Many in Michigan hesitate to seek debt relief through bankruptcy because they believe certain myths about the process. This may mean they continue to struggle with a burden of debt from which they may never find relief. One common misconception about bankruptcy is that the one who files can count on losing most of his or her property during liquidation. However, there are state and federal bankruptcy exemptions that allow most filers to retain many of their possessions.
Liquidation is the process of selling one’s valuables to repay as much debt as possible before the rest of those debts are discharged. Someone going through Chapter 7 bankruptcy may deal with liquidation of some assets. However, federal law allows some important exemptions. For example, someone filing for bankruptcy may keep a home that has a certain limit of equity, an amount that is double for spouses filing together. This amount changes every three years.
The same kind of exemptions exist for household goods like furniture, clothing, books and musical instruments. Someone filing for bankruptcy may retain one vehicle with a certain limit of equity.
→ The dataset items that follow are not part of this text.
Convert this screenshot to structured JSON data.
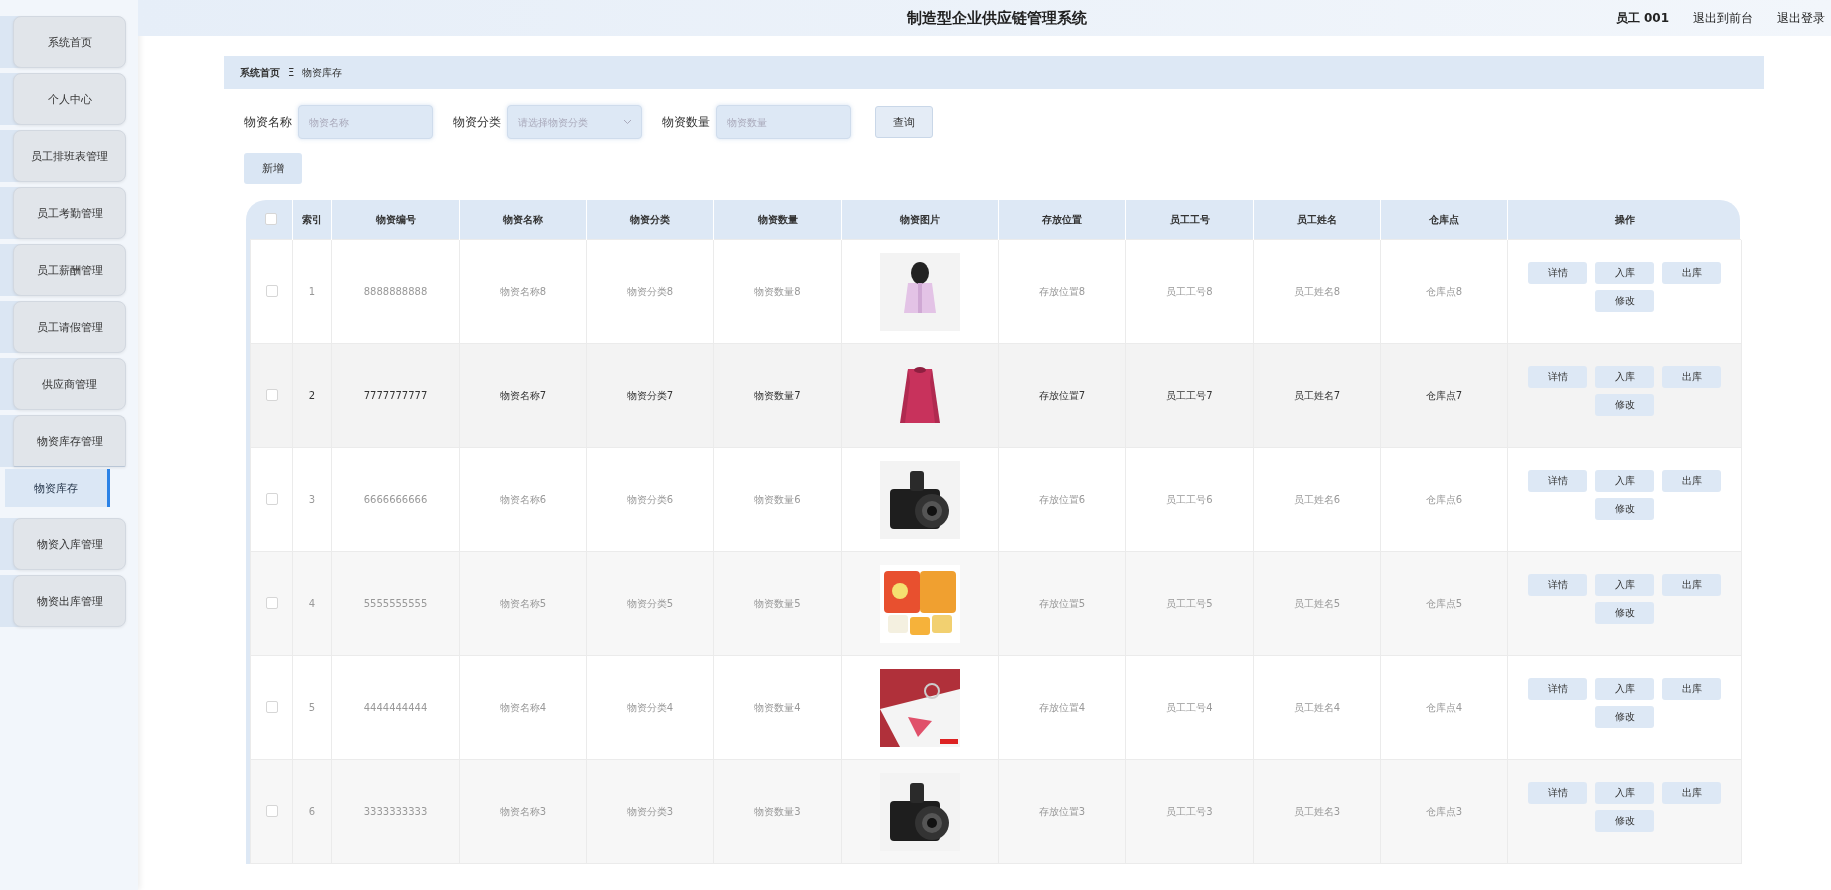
{
  "header": {
    "title": "制造型企业供应链管理系统",
    "user": "员工 001",
    "links": [
      "退出到前台",
      "退出登录"
    ]
  },
  "sidebar": {
    "items": [
      {
        "label": "系统首页",
        "selected": false
      },
      {
        "label": "个人中心",
        "selected": false
      },
      {
        "label": "员工排班表管理",
        "selected": false
      },
      {
        "label": "员工考勤管理",
        "selected": false
      },
      {
        "label": "员工薪酬管理",
        "selected": false
      },
      {
        "label": "员工请假管理",
        "selected": false
      },
      {
        "label": "供应商管理",
        "selected": false
      },
      {
        "label": "物资库存管理",
        "selected": false,
        "expanded": true,
        "children": [
          {
            "label": "物资库存",
            "selected": true
          }
        ]
      },
      {
        "label": "物资入库管理",
        "selected": false
      },
      {
        "label": "物资出库管理",
        "selected": false
      }
    ]
  },
  "breadcrumb": {
    "items": [
      "系统首页",
      "物资库存"
    ],
    "separator": "Ξ"
  },
  "filters": [
    {
      "kind": "input",
      "label": "物资名称",
      "placeholder": "物资名称"
    },
    {
      "kind": "select",
      "label": "物资分类",
      "placeholder": "请选择物资分类"
    },
    {
      "kind": "input",
      "label": "物资数量",
      "placeholder": "物资数量"
    }
  ],
  "search_button": "查询",
  "add_button": "新增",
  "table": {
    "select_all": {
      "checked": false
    },
    "columns": [
      "索引",
      "物资编号",
      "物资名称",
      "物资分类",
      "物资数量",
      "物资图片",
      "存放位置",
      "员工工号",
      "员工姓名",
      "仓库点",
      "操作"
    ],
    "rows": [
      {
        "checked": false,
        "hovered": false,
        "index": "1",
        "code": "8888888888",
        "name": "物资名称8",
        "category": "物资分类8",
        "quantity": "物资数量8",
        "location": "存放位置8",
        "employee_no": "员工工号8",
        "employee_name": "员工姓名8",
        "warehouse": "仓库点8",
        "actions": [
          "详情",
          "入库",
          "出库",
          "修改"
        ]
      },
      {
        "checked": false,
        "hovered": true,
        "index": "2",
        "code": "7777777777",
        "name": "物资名称7",
        "category": "物资分类7",
        "quantity": "物资数量7",
        "location": "存放位置7",
        "employee_no": "员工工号7",
        "employee_name": "员工姓名7",
        "warehouse": "仓库点7",
        "actions": [
          "详情",
          "入库",
          "出库",
          "修改"
        ]
      },
      {
        "checked": false,
        "hovered": false,
        "index": "3",
        "code": "6666666666",
        "name": "物资名称6",
        "category": "物资分类6",
        "quantity": "物资数量6",
        "location": "存放位置6",
        "employee_no": "员工工号6",
        "employee_name": "员工姓名6",
        "warehouse": "仓库点6",
        "actions": [
          "详情",
          "入库",
          "出库",
          "修改"
        ]
      },
      {
        "checked": false,
        "hovered": false,
        "index": "4",
        "code": "5555555555",
        "name": "物资名称5",
        "category": "物资分类5",
        "quantity": "物资数量5",
        "location": "存放位置5",
        "employee_no": "员工工号5",
        "employee_name": "员工姓名5",
        "warehouse": "仓库点5",
        "actions": [
          "详情",
          "入库",
          "出库",
          "修改"
        ]
      },
      {
        "checked": false,
        "hovered": false,
        "index": "5",
        "code": "4444444444",
        "name": "物资名称4",
        "category": "物资分类4",
        "quantity": "物资数量4",
        "location": "存放位置4",
        "employee_no": "员工工号4",
        "employee_name": "员工姓名4",
        "warehouse": "仓库点4",
        "actions": [
          "详情",
          "入库",
          "出库",
          "修改"
        ]
      },
      {
        "checked": false,
        "hovered": false,
        "index": "6",
        "code": "3333333333",
        "name": "物资名称3",
        "category": "物资分类3",
        "quantity": "物资数量3",
        "location": "存放位置3",
        "employee_no": "员工工号3",
        "employee_name": "员工姓名3",
        "warehouse": "仓库点3",
        "actions": [
          "详情",
          "入库",
          "出库",
          "修改"
        ]
      }
    ]
  }
}
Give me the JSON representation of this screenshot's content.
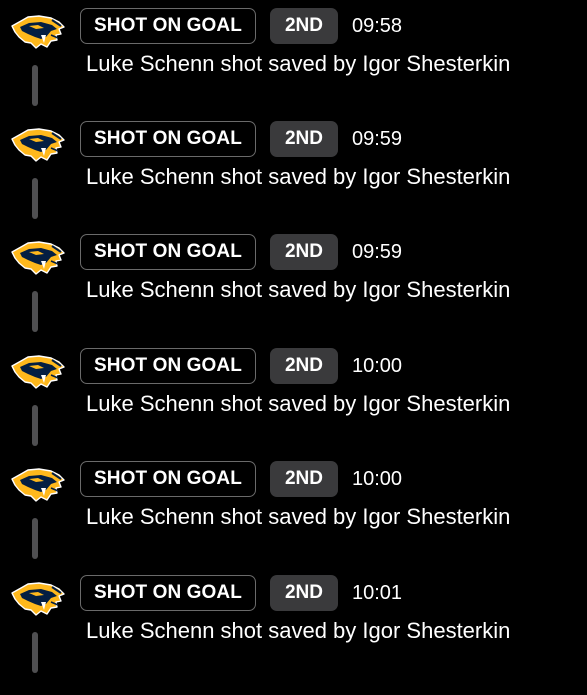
{
  "colors": {
    "background": "#000000",
    "text": "#ffffff",
    "type_badge_border": "#6a6a6a",
    "period_badge_bg": "#3a3a3c",
    "connector": "#4f4f51",
    "logo_gold": "#ffb81c",
    "logo_navy": "#041e42"
  },
  "events": [
    {
      "team_logo_icon": "nashville-predators-logo-icon",
      "type": "SHOT ON GOAL",
      "period": "2ND",
      "time": "09:58",
      "description": "Luke Schenn shot saved by Igor Shesterkin"
    },
    {
      "team_logo_icon": "nashville-predators-logo-icon",
      "type": "SHOT ON GOAL",
      "period": "2ND",
      "time": "09:59",
      "description": "Luke Schenn shot saved by Igor Shesterkin"
    },
    {
      "team_logo_icon": "nashville-predators-logo-icon",
      "type": "SHOT ON GOAL",
      "period": "2ND",
      "time": "09:59",
      "description": "Luke Schenn shot saved by Igor Shesterkin"
    },
    {
      "team_logo_icon": "nashville-predators-logo-icon",
      "type": "SHOT ON GOAL",
      "period": "2ND",
      "time": "10:00",
      "description": "Luke Schenn shot saved by Igor Shesterkin"
    },
    {
      "team_logo_icon": "nashville-predators-logo-icon",
      "type": "SHOT ON GOAL",
      "period": "2ND",
      "time": "10:00",
      "description": "Luke Schenn shot saved by Igor Shesterkin"
    },
    {
      "team_logo_icon": "nashville-predators-logo-icon",
      "type": "SHOT ON GOAL",
      "period": "2ND",
      "time": "10:01",
      "description": "Luke Schenn shot saved by Igor Shesterkin"
    }
  ]
}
If a filer owns tools or equipment necessary for a job, some of those tools may be exempt, and all health aids are exempt from liquidation.
Many who investigate debt relief through bankruptcy are surprised at the types and amounts of bankruptcy exemptions that are available. In Michigan, a filer may choose to accept the state exemptions or the federal ones. With the skill of an experienced attorney, someone seeking a fresh financial start may learn whether this step is appropriate and how to make the best use of any exemptions.